The planned resumption is a reversal of an export
restriction imposed in April over U.S. national security
concerns.
Huang has said that U.S. tech giant Nvidia's ( NVDA ) leadership
position could slip without sales to China, where developers
were being courted by Huawei Technologies with chips
produced in China.
His comments come days after he met with U.S. President
Donald Trump, as Nvidia ( NVDA ) walks a tightrope between the world's
two biggest economies, both vying for dominance in AI and other
cutting-edge technologies.
Huang told media on the sidelines of the supply chain expo
in Beijing that licenses for Chinese orders would be approved
swiftly, noting: "There are many order books already in."

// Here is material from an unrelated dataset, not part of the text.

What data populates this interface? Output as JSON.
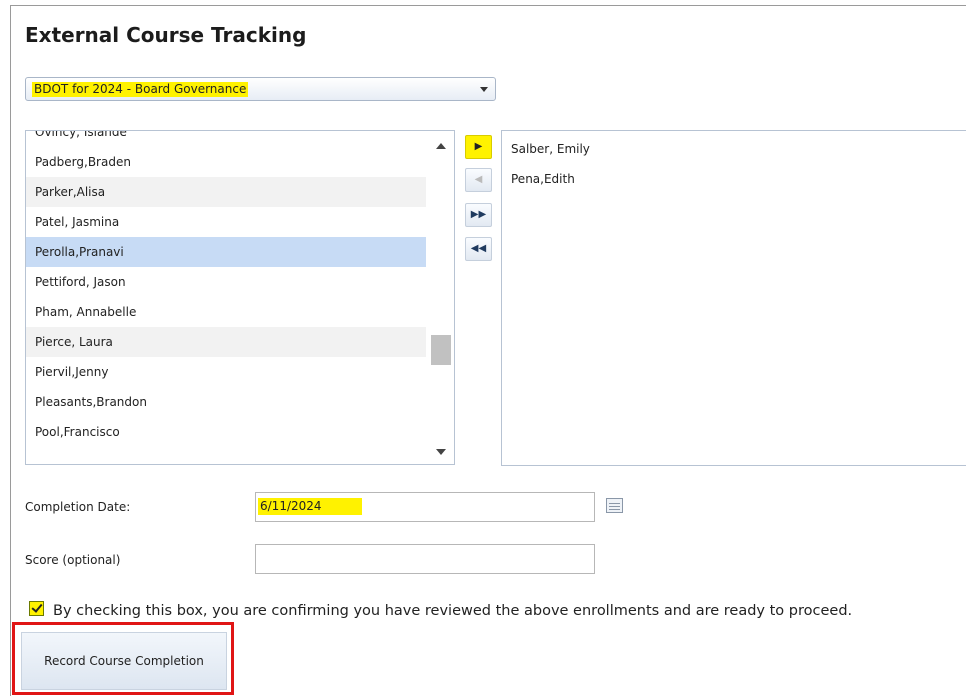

Orders from Chinese companies for H20 chips need to be sent
by Nvidia ( NVDA ) to the U.S. government for approval.
NEW CHIP
Sources said internet giants ByteDance and Tencent ( TCTZF ) were in
the process of submitting applications. ByteDance denied it was
submitting applications while Tencent ( TCTZF ) did not respond to a
request for comment.
Nvidia ( NVDA ) has also announced it is developing a new chip for
Chinese clients called the RTX Pro GPU, that would also be
compliant with U.S. export restrictions.
Huang said the new chip would be designed specifically for
smart factories and for robot training purposes.
"Here in China, because there's so much robotics innovation
going on, and so much smart factory work being done here, and
the supply chain is so vast, RTX Pro is perfect," Huang said.
At the expo opening, he described AI models from Chinese
firms Deepseek, Alibaba ( BABA ) and Tencent ( TCTZF ) as
"world class" and said AI was "revolutionising" supply chains.